Foreign Language Knowledge Level Determination Exam
- Acronym: YDS
- Type: Standardised test (either computer-delivered or paper-based).
- Administrator: Measuring, Selection and Placement Center
- Skills tested: Reading of and translation from and into non-native languages
- Purpose: To assess the foreign language proficiency of Turkish speakers.
- Year started: 2013; 13 years ago
- Duration: 3 hours.
- Score range: 0 to 100, in 1.25 band increments.
- Score validity: 5 Years
- Restrictions on attempts: none
- Regions: Turkey
- Languages: Arabic Bulgarian English French German Greek Italian Persian Spanish Russian Translation-based exams Albanian ; Armenian ; Bosnian ; Chinese ; Danish ; Dutch ; Hungarian ; Japanese ; Korean ; Polish ; Portuguese ; Romanian ; Serbian ; Ukrainian ;
- Prerequisites: No official prerequisite. Intended for Turkish speakers.
- Used by: Universities, institutions and government agencies in Turkey
- Website: www.osym.gov.tr

= Foreign Language Knowledge Level Determination Exam =

Language proficiency test in Turkey

The Foreign Language Knowledge Level Determination Exam or YDS (Yabancı Dil Bilgisi Seviye Tespit Sınavı) is a foreign language proficiency test administered by ÖSYM in Turkey in order to evaluate the foreign-language skills, especially of governmental employees. While anyone can take it, it is mostly taken by civil servants, academics and military personnel. The state pays extra money to public servants and employees of state agencies depending on their score on the test, and also uses this test to appoint employees to the positions located out of the country.

The test is administered every six months and is taken by more than 100,000 people. It can be taken electronically.

It is administered in several languages, but mainly in English. It is carried out in several cities throughout Turkey on the first Sundays of May and November.

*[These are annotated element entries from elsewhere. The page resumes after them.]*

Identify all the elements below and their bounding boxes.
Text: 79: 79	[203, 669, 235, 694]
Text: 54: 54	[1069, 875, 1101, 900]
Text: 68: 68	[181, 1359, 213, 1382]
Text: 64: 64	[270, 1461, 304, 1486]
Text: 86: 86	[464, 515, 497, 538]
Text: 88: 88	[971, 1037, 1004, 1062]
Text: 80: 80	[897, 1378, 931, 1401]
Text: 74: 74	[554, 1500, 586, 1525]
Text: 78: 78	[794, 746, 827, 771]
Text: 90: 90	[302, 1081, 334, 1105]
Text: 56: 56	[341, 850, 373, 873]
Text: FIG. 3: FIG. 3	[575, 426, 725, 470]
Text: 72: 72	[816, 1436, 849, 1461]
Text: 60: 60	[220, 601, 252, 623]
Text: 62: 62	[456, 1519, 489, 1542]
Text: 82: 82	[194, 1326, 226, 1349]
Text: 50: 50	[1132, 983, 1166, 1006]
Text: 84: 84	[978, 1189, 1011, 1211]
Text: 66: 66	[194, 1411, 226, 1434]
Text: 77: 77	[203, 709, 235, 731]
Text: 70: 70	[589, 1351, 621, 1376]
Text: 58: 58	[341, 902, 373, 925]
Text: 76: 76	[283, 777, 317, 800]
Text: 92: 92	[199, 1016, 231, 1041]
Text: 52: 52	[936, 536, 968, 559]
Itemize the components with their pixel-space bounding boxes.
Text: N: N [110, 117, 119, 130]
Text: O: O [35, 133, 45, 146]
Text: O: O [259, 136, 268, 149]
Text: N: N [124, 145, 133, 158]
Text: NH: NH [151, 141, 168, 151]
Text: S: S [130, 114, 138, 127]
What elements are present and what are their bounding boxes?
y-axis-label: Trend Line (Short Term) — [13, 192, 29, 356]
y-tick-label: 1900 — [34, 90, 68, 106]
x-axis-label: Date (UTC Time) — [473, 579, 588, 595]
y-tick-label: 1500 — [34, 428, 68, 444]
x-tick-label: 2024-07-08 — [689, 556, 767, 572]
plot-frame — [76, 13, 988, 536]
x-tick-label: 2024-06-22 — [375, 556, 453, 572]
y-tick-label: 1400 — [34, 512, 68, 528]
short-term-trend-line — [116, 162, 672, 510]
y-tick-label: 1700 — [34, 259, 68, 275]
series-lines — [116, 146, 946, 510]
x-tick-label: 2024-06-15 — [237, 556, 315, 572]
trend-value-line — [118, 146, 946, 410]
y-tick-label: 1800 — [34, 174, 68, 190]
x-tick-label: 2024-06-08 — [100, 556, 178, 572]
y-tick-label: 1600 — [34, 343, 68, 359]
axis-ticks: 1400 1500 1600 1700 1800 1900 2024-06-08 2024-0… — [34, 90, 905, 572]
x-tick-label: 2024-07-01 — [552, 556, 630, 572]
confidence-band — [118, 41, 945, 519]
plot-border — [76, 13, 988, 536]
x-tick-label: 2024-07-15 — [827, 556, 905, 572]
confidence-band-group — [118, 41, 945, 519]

The test consists of 80 multiple-choice questions to be finished within 180 minutes. The questions mainly deal with English vocabulary, English language grammatical structures, sentence completion, English to Turkish translation, Turkish to English translation, English paragraph completion, locating the irrelevant sentence in a paragraph, restatement, dialogue completion and reading comprehension passages.

The fact that the test evaluates only the reading comprehension skills while ignoring the listening, speaking and writing skills has been harshly criticised.